Output Portal レビュー|綺麗系の飛び道具として買って、まだプリセット頼りで使っているボカロPの話

本記事はアフィリエイトプログラム(Plugin Boutique 等)を利用しています。リンク経由の購入で売上の一部が当サイトに還元されますが、価格は変わりません。

 

ShaperBox 3 のレビュー で、EDM 用の飛び道具として買ったけれど、結局ベースのダッキングくらいしか使っていない、という話を書きました。

 

その ShaperBox が「リズムに合わせて切る・動かす」方向の飛び道具だったのに対して、もう少し 綺麗系・質感系 の飛び道具が欲しくて買い足したのが、今回の Output Portal です。

 

先に結論を書いておくと、Portal はプリセットを読み込むだけで 曲の印象がガラッと変わる プラグインです。

ただし、狙った音にはなりません。

あくまで「予想外の変化を楽しむ特殊枠」で、私はまだ使いこなせていません。

 

まずは公式の紹介動画を貼っておきます。

 

ShaperBox の相方として、綺麗系の飛び道具に買った

買ったのは、作曲を始めて 40曲目くらいの頃です。

 

きっかけは ShaperBox 3 でした。

EDM っぽい曲で飛び道具的なエフェクトをかけたくて ShaperBox を買ったのですが、あれはどちらかというとリズミックで、キビキビした変化が得意に感じます。

 

そういう方向性ではなく、音がふわっと溶けたり、伸びたり、ぼやけたりする 綺麗系の飛び道具 が別で欲しくなりました。

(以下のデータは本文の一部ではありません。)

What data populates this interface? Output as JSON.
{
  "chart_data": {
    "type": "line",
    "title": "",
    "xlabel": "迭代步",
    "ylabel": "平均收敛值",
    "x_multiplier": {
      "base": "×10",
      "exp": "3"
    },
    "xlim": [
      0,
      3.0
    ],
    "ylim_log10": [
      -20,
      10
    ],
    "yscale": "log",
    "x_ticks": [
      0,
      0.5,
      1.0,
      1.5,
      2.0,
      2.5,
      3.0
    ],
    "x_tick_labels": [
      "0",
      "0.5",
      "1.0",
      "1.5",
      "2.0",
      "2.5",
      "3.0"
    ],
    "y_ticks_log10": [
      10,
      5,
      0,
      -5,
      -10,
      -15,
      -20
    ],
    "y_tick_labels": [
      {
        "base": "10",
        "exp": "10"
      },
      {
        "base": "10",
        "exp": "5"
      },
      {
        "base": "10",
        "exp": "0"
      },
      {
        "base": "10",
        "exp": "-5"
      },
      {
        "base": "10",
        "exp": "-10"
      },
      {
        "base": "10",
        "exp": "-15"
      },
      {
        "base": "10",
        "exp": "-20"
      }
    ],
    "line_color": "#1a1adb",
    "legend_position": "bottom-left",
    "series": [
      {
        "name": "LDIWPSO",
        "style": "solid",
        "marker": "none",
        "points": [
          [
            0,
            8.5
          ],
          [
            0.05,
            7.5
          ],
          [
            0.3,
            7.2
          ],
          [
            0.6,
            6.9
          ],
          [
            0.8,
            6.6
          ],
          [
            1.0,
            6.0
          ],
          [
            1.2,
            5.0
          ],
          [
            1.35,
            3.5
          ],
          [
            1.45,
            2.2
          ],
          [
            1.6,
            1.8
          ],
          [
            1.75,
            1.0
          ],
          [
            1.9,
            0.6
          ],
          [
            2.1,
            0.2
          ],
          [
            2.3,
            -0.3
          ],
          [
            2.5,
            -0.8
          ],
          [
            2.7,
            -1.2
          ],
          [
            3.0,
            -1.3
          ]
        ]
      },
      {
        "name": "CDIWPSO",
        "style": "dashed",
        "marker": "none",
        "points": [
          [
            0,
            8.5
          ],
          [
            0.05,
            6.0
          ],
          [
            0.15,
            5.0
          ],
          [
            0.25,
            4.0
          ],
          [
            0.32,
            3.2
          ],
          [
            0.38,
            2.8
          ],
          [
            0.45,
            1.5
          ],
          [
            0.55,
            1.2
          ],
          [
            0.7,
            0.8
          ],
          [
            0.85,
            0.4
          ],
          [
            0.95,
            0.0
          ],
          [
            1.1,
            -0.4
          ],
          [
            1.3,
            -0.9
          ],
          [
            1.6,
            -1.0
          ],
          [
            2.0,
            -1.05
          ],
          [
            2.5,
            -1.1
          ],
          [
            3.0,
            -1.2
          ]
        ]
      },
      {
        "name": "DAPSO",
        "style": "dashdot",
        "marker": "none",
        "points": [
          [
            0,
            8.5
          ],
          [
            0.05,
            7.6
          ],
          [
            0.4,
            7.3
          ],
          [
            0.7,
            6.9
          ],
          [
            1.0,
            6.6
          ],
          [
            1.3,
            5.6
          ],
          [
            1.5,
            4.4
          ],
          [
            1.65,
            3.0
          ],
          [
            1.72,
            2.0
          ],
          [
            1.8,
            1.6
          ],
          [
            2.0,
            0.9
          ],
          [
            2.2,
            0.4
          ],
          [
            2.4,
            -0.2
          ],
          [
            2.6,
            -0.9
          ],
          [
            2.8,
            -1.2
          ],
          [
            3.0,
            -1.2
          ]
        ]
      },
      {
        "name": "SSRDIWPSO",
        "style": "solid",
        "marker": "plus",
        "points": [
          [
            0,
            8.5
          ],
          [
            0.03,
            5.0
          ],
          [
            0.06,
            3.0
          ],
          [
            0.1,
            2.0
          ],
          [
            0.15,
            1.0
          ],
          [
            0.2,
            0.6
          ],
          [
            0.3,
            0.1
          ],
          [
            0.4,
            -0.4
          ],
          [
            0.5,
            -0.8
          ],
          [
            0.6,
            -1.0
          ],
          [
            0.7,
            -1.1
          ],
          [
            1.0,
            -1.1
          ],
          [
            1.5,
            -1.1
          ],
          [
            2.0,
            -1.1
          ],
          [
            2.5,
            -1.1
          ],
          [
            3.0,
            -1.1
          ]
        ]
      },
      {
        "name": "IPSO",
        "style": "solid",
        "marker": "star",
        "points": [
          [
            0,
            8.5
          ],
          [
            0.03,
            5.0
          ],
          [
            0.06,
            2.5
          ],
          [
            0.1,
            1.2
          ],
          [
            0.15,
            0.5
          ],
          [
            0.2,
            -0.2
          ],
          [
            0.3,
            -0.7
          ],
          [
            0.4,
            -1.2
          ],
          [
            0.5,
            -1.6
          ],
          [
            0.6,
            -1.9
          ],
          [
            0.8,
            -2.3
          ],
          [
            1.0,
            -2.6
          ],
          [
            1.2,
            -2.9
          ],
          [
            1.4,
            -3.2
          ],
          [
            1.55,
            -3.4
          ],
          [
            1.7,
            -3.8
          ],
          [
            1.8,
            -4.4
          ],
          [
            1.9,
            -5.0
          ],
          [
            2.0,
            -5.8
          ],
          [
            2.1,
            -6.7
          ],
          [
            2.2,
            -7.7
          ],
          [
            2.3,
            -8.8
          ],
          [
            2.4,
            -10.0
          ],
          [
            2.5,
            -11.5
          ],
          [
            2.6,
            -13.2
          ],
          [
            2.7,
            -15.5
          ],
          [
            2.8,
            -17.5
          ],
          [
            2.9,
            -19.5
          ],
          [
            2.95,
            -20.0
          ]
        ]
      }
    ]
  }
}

というのも、どちらかというと、ポップス、シネマティック寄りの作曲が私は好きなので。

そこで、グラニュラー系のエフェクトである Portal を、セールのタイミングで買いました。

 

Portal は何をするプラグインか

Portal は グラニュラー のエフェクトです。

 

ざっくり言うと、入ってきた音をものすごく細かい粒に刻んで、その粒を撒き直す、という処理をします。

粒を伸ばす、ピッチをずらす、間隔を散らす、逆再生する。そうやって元の音を作り替えていきます。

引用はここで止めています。